After my first month at Georgetown University, I realized something was missing.
My name is Sophia Rose Monsalvo, and I am the founder of Georgetown’s art club, VIISIIONS. I created this club so students would have a community focused on visual arts outside the university’s course offerings.
I remember walking back-and-forth across Copley Lawn and Red Square during CAB Fair, searching table after table for a non-literary magazine club that was focused on creating a community for artists. And there were none.
Coming to Georgetown as a low-income, Black, Colombian, queer woman, I knew that the majority of spaces on campus were not curated for people that look like me. This meant that I would have to create a space of my own in which creatives could thrive. When I saw the lack of a student art community, I knew that part of my role as a student would be to curate and facilitate one.
Georgetown has an innumerable number of resources available to students on campus that check off almost every box except one — a community for visual artists. The energy, emphasis and equity that this university instills in athletics, research, consulting and community service towers in comparison to investment in the arts.
Outside of traditional for-credit art courses, the university does not offer students substantial resources to engage in the visual arts. One of the only creative spaces on campus that is open to all students is the Maker Hub in Lauinger Library, which offers 3D printing, textile work, laser cutting, printmaking, bookbinding, woodworking and arts and crafts. I began volunteering with the Maker Hub only a few weeks into my time at Georgetown, and I realized that with these artistic resources, Georgetown would be the perfect place to start a community for visual artists. So one evening, I sat down, created a Google Form and designed a flyer with the link to the form that I hung around campus over the next week.
That form received over 80 responses within the first week. The multitude of responses invoked a variety of emotions: excitement, anxiety and hopefulness — but also disbelief. There were over 80 people that saw these posters in one week, and they jumped on the opportunity to join a club for artists about which they knew little to nothing. Something that seemed so minuscule as posting flyers around campus actually had the potential to positively affect the lives of over 80 people. I was entrusted with the hopes of these students for an art space on campus.
Working with the Maker Hub, VIISIIONS holds meetings and art workshops on Sundays. These workshops have included mosaic paintings for the club banner, sketchbook cover collages and open studios. The biggest challenge for these workshops, however, has been funding. Since VIISIIONS is a new club, we do not yet have sufficient school funding — and thus, many of the supplies must be purchased out-of-pocket or donated by other students.

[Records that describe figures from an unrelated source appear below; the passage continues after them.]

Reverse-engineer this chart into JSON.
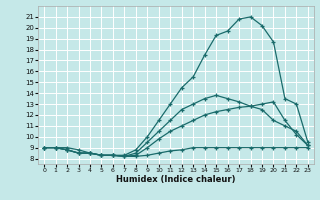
{
  "xlabel": "Humidex (Indice chaleur)",
  "bg_color": "#c5e8e8",
  "grid_color": "#ffffff",
  "line_color": "#1a6b6b",
  "xlim": [
    -0.5,
    23.5
  ],
  "ylim": [
    7.5,
    22
  ],
  "xticks": [
    0,
    1,
    2,
    3,
    4,
    5,
    6,
    7,
    8,
    9,
    10,
    11,
    12,
    13,
    14,
    15,
    16,
    17,
    18,
    19,
    20,
    21,
    22,
    23
  ],
  "yticks": [
    8,
    9,
    10,
    11,
    12,
    13,
    14,
    15,
    16,
    17,
    18,
    19,
    20,
    21
  ],
  "lines": [
    {
      "x": [
        0,
        1,
        2,
        3,
        4,
        5,
        6,
        7,
        8,
        9,
        10,
        11,
        12,
        13,
        14,
        15,
        16,
        17,
        18,
        19,
        20,
        21,
        22,
        23
      ],
      "y": [
        9.0,
        9.0,
        8.8,
        8.5,
        8.5,
        8.3,
        8.3,
        8.2,
        8.2,
        8.3,
        8.5,
        8.7,
        8.8,
        9.0,
        9.0,
        9.0,
        9.0,
        9.0,
        9.0,
        9.0,
        9.0,
        9.0,
        9.0,
        9.0
      ]
    },
    {
      "x": [
        0,
        1,
        2,
        3,
        4,
        5,
        6,
        7,
        8,
        9,
        10,
        11,
        12,
        13,
        14,
        15,
        16,
        17,
        18,
        19,
        20,
        21,
        22,
        23
      ],
      "y": [
        9.0,
        9.0,
        8.8,
        8.5,
        8.5,
        8.3,
        8.3,
        8.2,
        8.3,
        9.0,
        9.8,
        10.5,
        11.0,
        11.5,
        12.0,
        12.3,
        12.5,
        12.7,
        12.8,
        12.5,
        11.5,
        11.0,
        10.5,
        9.2
      ]
    },
    {
      "x": [
        0,
        1,
        2,
        3,
        4,
        5,
        6,
        7,
        8,
        9,
        10,
        11,
        12,
        13,
        14,
        15,
        16,
        17,
        18,
        19,
        20,
        21,
        22,
        23
      ],
      "y": [
        9.0,
        9.0,
        8.8,
        8.5,
        8.5,
        8.3,
        8.3,
        8.2,
        8.5,
        9.5,
        10.5,
        11.5,
        12.5,
        13.0,
        13.5,
        13.8,
        13.5,
        13.2,
        12.8,
        13.0,
        13.2,
        11.5,
        10.2,
        9.2
      ]
    },
    {
      "x": [
        0,
        1,
        2,
        3,
        4,
        5,
        6,
        7,
        8,
        9,
        10,
        11,
        12,
        13,
        14,
        15,
        16,
        17,
        18,
        19,
        20,
        21,
        22,
        23
      ],
      "y": [
        9.0,
        9.0,
        9.0,
        8.8,
        8.5,
        8.3,
        8.3,
        8.3,
        8.8,
        10.0,
        11.5,
        13.0,
        14.5,
        15.5,
        17.5,
        19.3,
        19.7,
        20.8,
        21.0,
        20.2,
        18.7,
        13.5,
        13.0,
        9.5
      ]
    }
  ]
}
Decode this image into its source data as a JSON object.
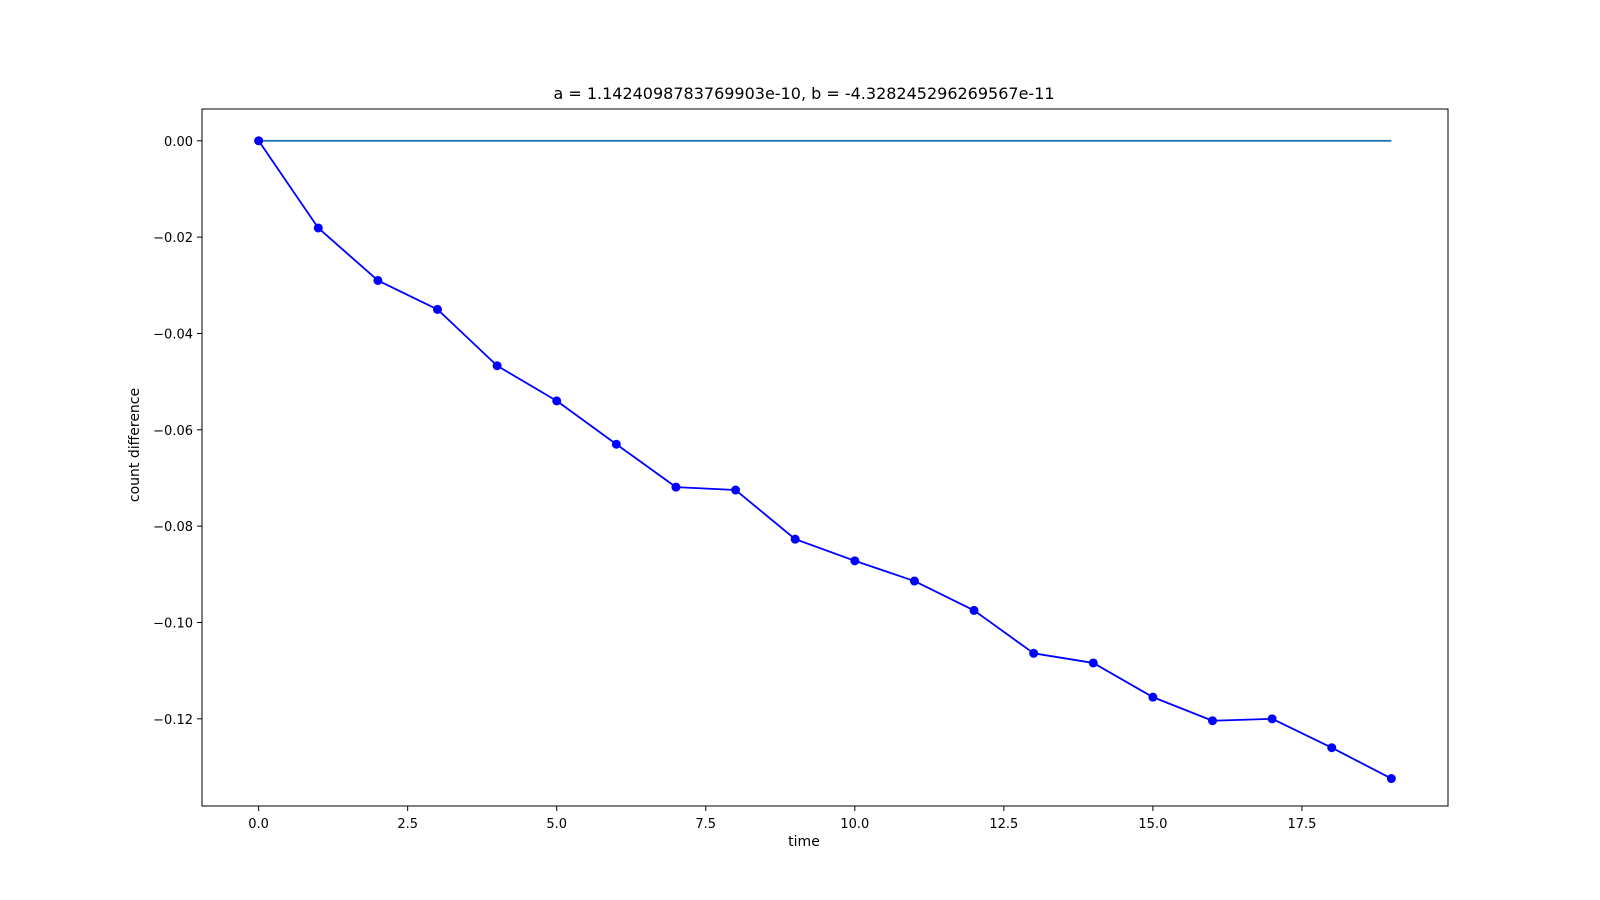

But lack of funding in the art department is a greater issue for Georgetown institutionally. The university’s art classes do not have enough space to accommodate all of the students that are interested in taking them.
I was recently lucky enough to get a seat in an introductory acrylic painting class, yet I am one of only two first-years in a class dominated by seniors. If there were a seat in every art classroom for every student wanting one, the Georgetown art department could be revolutionary.
Unfortunately, the reality is that most students have to wait at least two to three semesters before they can take an art class. Georgetown diverts much-needed resources away from the art department, and, as such, students are left scrambling to figure out how to get the very limited spots in studio classes, how to afford hundreds of dollars worth of art supplies per class and how to connect with other art students at a school where the culture emphasizes everything but creativity and eccentricity.
The university needs to encourage art and creativity just as much as it does ingenuity and resourcefulness in fields like business and international relations. Art can be the foundation for any major or field: with art comes creativity, and with creativity comes empathy. Every student on campus should be able to connect with this side of themselves, but if the university never facilitates nor ignites this passion, students are robbed of the opportunity to connect with themselves and their communities through art and expression.
The university needs more classroom studio spaces, scholarships to fund student art supplies, financial resources for the art department, murals on campus, university-sponsored creative workshops and engagement with local galleries. Georgetown needs to see creating an art community as just as important as replacing the turf on Cooper Field or bringing speakers to campus.
Sophia Rose Monsalvo is a first-year student in the School of Foreign Service.